Bits are typically softer than the screws they drive, and they are often bought on the cheap. Assemblers should be able to get 10,000 to 15,000 parts out of one bit.
Screwdriving With Cobots
Screwdriving tends to be a dull, repetitive task for humans, making it prone to errors. It’s a perfect candidate for collaborative robots, which can provide flexibility and repeatability.
Faced with severe labor shortages and reshoring initiatives, large and small manufacturers are investing in collaborative screwdriving systems that enable humans and robots to work in close proximity on assembly lines.
Operators can work side by side with cobots. Humans can focus on tasks that are easily accessible, while the machines work on things that are more difficult, such as inserting and driving screws in hard-to-reach areas or confined spaces where fasteners aren’t always visible.
“[Automated] screwdriving used to be a task that was complex, costly and took up a large footprint on the assembly line,” says Catherine Leclerc, product owner for screwdriving applications at Robotiq Inc. “As such, it was reserved for use in vast plants with big automation budgets producing in high volumes.
“This type of custom project by an integrator could hardly meet the reality of small manufacturers that deal with [limited] assembly line space, tight budgets and [sparse] automation staff,” Leclerc points out. “Now, with screwdriving systems designed specifically for cobots, the technology has become accessible to any manufacturer.
“There are screwdriving systems that can be bought off the shelf, shipped within a few business days, easily installed and adapted to production changes,” claims Leclerc. “It’s a completely new era.”
“Screwdriving is a great application for cobots,” adds Joe Campbell, senior manager of strategic marketing and applications development at Universal Robots, the company that pioneered the technology more than a decade ago. “In fact, it’s one of our most popular applications.
“All of the programming is done through the UR teach pendant,” Campbell points out. “That has simplified things and removed a lot of risk, especially for smaller manufacturers that may have shied away from automation in the past.”
Collaborative screwdriving is used in many industries. However, engineers must perform a thorough risk assessment and deploy proper safeguarding to ensure the safety of humans working around or with a cobot.
“Every company is different in how they determine what ‘collaborative’ means and how they set up in-house rules of engagement,” adds Jarrod Neff, marketing manager at Visumatic Industrial Products Inc.
“We have some customers that use cobots in conjunction with light curtains, safety guarding or area sensors that can detect human movement,” says Neff. “They want higher throughput, but simply don’t feel comfortable operating their machine at maximum speed.”

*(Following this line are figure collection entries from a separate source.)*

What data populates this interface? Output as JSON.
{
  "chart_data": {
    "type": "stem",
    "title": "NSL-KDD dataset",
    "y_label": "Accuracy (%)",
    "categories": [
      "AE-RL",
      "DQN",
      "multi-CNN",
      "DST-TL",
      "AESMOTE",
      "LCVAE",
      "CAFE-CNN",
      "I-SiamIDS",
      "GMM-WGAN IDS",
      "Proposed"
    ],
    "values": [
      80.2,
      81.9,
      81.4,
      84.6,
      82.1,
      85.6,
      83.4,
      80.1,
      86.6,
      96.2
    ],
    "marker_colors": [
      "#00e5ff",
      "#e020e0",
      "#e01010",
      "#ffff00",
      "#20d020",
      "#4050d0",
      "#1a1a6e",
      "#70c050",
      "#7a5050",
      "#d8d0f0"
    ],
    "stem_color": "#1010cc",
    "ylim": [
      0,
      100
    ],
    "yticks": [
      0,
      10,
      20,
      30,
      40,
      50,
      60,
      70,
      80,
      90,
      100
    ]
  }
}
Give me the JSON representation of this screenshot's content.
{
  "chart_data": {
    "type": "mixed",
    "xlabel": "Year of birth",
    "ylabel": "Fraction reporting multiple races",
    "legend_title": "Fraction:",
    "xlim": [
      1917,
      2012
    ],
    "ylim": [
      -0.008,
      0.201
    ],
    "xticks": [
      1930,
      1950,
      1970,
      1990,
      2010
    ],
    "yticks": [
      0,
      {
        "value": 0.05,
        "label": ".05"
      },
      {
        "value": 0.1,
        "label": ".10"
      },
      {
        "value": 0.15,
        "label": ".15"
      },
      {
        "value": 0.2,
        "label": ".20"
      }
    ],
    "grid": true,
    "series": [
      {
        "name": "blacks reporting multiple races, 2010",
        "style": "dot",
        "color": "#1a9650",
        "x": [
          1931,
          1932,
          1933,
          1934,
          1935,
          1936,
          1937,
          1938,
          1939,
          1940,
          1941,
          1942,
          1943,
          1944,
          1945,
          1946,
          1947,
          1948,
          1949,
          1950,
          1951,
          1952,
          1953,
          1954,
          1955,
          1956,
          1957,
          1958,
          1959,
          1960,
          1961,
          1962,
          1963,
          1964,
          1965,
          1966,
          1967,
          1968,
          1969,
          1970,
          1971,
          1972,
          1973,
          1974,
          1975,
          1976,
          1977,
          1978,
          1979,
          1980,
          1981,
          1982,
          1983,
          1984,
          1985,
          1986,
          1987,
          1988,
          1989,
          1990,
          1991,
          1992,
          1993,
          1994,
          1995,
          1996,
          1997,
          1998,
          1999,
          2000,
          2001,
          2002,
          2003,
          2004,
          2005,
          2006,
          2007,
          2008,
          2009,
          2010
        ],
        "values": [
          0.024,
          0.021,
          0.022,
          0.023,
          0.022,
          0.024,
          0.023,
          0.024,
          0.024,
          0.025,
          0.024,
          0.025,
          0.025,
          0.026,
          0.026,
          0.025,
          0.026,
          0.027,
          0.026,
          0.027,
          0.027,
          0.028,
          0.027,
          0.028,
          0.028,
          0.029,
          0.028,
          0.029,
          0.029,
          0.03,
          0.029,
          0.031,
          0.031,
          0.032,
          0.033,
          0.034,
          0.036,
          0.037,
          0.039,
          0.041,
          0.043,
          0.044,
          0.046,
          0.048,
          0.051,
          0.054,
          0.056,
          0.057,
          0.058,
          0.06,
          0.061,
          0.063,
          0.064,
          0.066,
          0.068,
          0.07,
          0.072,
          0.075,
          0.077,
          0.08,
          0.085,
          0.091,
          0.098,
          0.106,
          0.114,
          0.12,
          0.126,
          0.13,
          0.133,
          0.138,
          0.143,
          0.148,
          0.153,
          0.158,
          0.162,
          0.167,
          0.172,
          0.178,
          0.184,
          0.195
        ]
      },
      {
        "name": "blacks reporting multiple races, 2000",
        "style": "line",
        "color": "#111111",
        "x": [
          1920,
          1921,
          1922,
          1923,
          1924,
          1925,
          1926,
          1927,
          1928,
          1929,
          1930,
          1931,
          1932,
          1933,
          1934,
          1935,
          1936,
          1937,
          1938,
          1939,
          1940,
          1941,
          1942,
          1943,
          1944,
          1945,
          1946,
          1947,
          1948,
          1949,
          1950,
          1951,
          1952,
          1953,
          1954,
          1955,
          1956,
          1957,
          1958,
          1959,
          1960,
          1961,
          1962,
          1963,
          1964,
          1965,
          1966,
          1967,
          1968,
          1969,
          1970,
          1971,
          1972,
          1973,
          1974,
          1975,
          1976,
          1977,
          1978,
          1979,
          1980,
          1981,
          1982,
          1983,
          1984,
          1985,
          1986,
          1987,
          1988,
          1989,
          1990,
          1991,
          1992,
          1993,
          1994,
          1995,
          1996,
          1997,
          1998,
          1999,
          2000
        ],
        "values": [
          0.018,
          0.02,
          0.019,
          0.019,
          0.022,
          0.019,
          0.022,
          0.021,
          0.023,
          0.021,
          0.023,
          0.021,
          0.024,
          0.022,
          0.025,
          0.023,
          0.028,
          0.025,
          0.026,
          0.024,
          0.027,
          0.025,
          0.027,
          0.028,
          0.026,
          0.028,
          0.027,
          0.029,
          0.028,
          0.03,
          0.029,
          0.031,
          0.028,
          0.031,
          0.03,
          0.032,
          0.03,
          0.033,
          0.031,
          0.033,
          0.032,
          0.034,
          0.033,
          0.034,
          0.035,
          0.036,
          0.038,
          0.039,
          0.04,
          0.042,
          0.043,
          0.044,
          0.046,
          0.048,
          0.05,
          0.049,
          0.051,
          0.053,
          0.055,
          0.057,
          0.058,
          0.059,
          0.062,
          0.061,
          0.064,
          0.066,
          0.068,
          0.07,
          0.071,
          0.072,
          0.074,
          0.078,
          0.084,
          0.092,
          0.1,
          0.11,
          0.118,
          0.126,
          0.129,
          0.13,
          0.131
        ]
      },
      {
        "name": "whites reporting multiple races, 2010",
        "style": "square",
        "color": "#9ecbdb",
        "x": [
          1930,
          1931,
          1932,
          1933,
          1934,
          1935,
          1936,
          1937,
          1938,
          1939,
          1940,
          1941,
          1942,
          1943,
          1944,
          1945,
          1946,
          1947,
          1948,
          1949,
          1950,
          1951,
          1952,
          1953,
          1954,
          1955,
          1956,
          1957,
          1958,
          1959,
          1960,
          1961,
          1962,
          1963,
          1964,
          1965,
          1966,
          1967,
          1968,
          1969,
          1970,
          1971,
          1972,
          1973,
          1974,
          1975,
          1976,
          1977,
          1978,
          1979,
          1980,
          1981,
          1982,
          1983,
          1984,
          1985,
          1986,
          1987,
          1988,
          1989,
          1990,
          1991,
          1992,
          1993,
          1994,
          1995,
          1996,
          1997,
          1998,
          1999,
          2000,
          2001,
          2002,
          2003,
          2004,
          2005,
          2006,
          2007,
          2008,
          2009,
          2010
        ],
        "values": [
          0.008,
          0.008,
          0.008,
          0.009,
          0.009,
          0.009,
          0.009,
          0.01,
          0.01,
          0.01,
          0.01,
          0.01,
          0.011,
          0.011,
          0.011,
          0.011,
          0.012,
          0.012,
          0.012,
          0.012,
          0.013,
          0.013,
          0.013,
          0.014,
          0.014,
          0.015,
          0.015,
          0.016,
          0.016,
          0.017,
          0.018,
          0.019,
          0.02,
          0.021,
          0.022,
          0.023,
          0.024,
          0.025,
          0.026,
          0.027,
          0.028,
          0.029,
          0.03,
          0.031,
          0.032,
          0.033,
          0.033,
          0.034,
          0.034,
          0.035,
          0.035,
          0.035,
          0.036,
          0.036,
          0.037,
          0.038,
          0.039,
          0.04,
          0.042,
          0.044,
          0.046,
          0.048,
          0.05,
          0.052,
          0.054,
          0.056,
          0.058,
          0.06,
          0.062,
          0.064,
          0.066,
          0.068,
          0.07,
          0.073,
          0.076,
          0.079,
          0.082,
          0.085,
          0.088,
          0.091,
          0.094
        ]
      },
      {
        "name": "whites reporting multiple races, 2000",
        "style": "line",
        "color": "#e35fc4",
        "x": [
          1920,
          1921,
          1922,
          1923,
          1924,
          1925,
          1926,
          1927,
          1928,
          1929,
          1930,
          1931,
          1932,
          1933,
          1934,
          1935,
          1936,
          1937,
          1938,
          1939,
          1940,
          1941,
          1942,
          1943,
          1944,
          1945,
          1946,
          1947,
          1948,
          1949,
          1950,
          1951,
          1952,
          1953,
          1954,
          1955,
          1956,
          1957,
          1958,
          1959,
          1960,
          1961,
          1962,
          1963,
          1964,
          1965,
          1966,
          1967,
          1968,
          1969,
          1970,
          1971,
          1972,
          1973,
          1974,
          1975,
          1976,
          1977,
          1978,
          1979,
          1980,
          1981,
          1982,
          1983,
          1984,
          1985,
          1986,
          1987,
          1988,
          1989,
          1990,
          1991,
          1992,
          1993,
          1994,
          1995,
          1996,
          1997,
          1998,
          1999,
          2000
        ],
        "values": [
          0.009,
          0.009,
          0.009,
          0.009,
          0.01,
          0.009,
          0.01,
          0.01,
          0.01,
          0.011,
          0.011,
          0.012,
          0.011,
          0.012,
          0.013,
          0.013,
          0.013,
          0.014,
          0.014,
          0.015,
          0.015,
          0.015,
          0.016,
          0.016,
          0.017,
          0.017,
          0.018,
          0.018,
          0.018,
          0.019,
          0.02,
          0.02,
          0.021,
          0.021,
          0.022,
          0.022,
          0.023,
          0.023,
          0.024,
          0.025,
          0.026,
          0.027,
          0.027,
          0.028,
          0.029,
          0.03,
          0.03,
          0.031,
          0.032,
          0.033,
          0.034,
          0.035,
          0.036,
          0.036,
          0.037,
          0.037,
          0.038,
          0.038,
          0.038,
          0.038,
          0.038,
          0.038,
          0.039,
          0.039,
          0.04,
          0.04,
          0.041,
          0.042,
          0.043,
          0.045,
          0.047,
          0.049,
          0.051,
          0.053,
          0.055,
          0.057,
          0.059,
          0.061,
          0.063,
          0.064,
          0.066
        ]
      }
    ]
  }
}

According to Neff, cobots are popular for driving small screws that range in size from M1 to M3. “Typically, screws with lengths up to 20 millimeters work best,” he points out.
“Cobot screwdriving requires slower movements, lower throughputs and lighter duty tooling on the end of arm,” claims Neff. “As a general rule of thumb, any application that requires a torque of 50-inch-pounds or less, should be OK to use with cobots,”
“[Using] safety-caged, fully automated [screwdriving] is typically expensive, complicated and maintenance intense,” adds Don Seay, general manager at ESTIC America Inc. “Engineers can now take a hybrid approach and consider which assembly processes are best served by an operator, and what processes could be performed by a torque tool integrated on a cobot working beside a human.
“Engineers need to consider what applications an operator can do better than a robot,” explains Seay. “Then, assign tasks to the machine that would make the human’s job easier. You might see humans do hand starts of screw, with cobots doing final tightening with a torque tool down the line. That allows cycle times for humans to be faster.”